Abstract

Background: The prevalence of atrial fibrillation (AF) has taken epidemic proportions in the population with cardiovascular disease. However, the prognostic importance of different types of AF in implantable cardioverter defibrillator (ICD) patients remains unclear. The current study assessed the prevalence of different types of atrial fibrillation and their prognostic importance in ICD recipients. Methods: Data on 913 (79% men, mean age 62 ± 13 years) consecutive patients receiving an ICD at the Leiden University Medical Center were prospectively collected.

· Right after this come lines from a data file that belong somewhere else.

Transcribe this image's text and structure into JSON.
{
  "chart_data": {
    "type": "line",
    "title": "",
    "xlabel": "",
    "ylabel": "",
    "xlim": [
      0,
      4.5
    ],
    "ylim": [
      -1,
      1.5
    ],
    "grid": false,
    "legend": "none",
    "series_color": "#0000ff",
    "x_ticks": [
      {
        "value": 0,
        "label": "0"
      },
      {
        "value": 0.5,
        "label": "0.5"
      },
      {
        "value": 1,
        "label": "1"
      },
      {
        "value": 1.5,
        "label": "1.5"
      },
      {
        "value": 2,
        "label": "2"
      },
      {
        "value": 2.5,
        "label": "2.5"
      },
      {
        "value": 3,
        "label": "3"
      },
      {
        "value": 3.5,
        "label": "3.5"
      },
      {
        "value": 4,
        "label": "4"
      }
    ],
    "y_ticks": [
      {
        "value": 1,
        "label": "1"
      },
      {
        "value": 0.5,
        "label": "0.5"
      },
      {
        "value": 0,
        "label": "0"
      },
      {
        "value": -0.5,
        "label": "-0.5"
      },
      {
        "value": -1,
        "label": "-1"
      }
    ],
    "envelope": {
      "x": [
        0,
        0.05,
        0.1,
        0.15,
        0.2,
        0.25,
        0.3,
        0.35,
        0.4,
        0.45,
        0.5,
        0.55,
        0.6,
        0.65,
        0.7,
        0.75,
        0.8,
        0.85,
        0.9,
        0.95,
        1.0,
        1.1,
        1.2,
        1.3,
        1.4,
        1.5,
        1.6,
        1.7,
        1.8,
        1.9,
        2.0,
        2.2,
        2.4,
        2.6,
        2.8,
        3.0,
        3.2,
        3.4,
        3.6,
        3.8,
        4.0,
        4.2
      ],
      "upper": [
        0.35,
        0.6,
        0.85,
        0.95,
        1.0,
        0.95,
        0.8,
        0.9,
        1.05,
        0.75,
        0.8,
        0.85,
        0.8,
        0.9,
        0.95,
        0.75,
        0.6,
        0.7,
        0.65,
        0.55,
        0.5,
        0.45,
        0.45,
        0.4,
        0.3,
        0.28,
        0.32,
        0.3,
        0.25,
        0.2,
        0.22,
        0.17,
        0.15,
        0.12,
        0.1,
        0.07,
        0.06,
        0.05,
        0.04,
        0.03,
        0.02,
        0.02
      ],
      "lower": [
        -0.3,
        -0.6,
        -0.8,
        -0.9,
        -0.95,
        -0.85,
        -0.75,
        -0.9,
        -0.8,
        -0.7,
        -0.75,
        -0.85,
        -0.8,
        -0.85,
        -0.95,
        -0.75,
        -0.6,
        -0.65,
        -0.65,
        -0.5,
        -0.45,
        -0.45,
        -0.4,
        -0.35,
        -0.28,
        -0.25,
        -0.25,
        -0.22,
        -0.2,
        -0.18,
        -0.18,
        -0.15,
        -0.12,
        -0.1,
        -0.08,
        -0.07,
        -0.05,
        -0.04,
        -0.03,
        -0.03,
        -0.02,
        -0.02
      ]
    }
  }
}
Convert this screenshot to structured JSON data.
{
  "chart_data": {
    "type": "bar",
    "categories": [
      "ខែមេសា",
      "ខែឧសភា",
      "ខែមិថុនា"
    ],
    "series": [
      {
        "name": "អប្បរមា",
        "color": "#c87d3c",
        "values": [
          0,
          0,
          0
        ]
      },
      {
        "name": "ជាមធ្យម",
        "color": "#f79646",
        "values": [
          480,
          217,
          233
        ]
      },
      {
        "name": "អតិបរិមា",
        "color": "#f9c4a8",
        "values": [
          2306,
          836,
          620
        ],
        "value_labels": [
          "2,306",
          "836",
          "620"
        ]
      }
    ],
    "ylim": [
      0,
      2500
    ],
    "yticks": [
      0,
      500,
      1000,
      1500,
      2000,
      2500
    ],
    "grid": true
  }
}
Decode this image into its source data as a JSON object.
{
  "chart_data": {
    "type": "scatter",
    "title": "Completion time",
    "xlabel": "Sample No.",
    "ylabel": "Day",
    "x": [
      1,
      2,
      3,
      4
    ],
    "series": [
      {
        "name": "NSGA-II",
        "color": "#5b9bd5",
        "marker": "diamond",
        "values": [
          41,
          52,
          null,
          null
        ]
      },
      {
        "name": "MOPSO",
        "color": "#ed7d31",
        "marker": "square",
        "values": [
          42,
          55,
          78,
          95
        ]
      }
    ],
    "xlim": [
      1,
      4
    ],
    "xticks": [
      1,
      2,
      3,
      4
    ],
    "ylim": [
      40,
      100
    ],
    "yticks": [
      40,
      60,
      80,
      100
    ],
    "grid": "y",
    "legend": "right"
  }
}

Among other characteristics, the existence and type of AF (paroxysmal, persistent or permanent) was assessed at implantation. During follow-up, the occurrence of appropriate or inappropriate device therapy, as well as mortality was noted. Results: At implantation, 73% of patients had no history of AF, 9% had a history of paroxysmal AF, 7% had a history of persistent AF and 11% had permanent AF. During 833 ± 394 days follow-up, 117 patients (13%) died, 228 patients (25%) experienced appropriate device discharge and 139 patients (15%) received inappropriate shocks. Patients with permanent AF exhibited approximately twice the risk for mortality (HR 1.7, 95% CI 1.02.7, p=0.033), ventricular arrhythmias triggering device discharge (HR 2.2, 95% CI 1.6-3.2, p<0.001), and inappropriate device therapy (HR 2.7, 95% CI 1.7-4.4, p<0.001). In contrary, patients with paroxysmal or persistent AF did not show a significant increased risk for mortality or appropriate device therapy but demonstrated almost three times risk for inappropriate device therapy (HR 2.9, 95% CI 1.7-4.8, p<0.001). Conclusions: In the population currently receiving ICD treatment outside the setting of clinical trials a large portion has either a history of AF or permanent AF. Both types of AF have prognostic implications for mortality and appropriate, as well as inappropriate device discharge.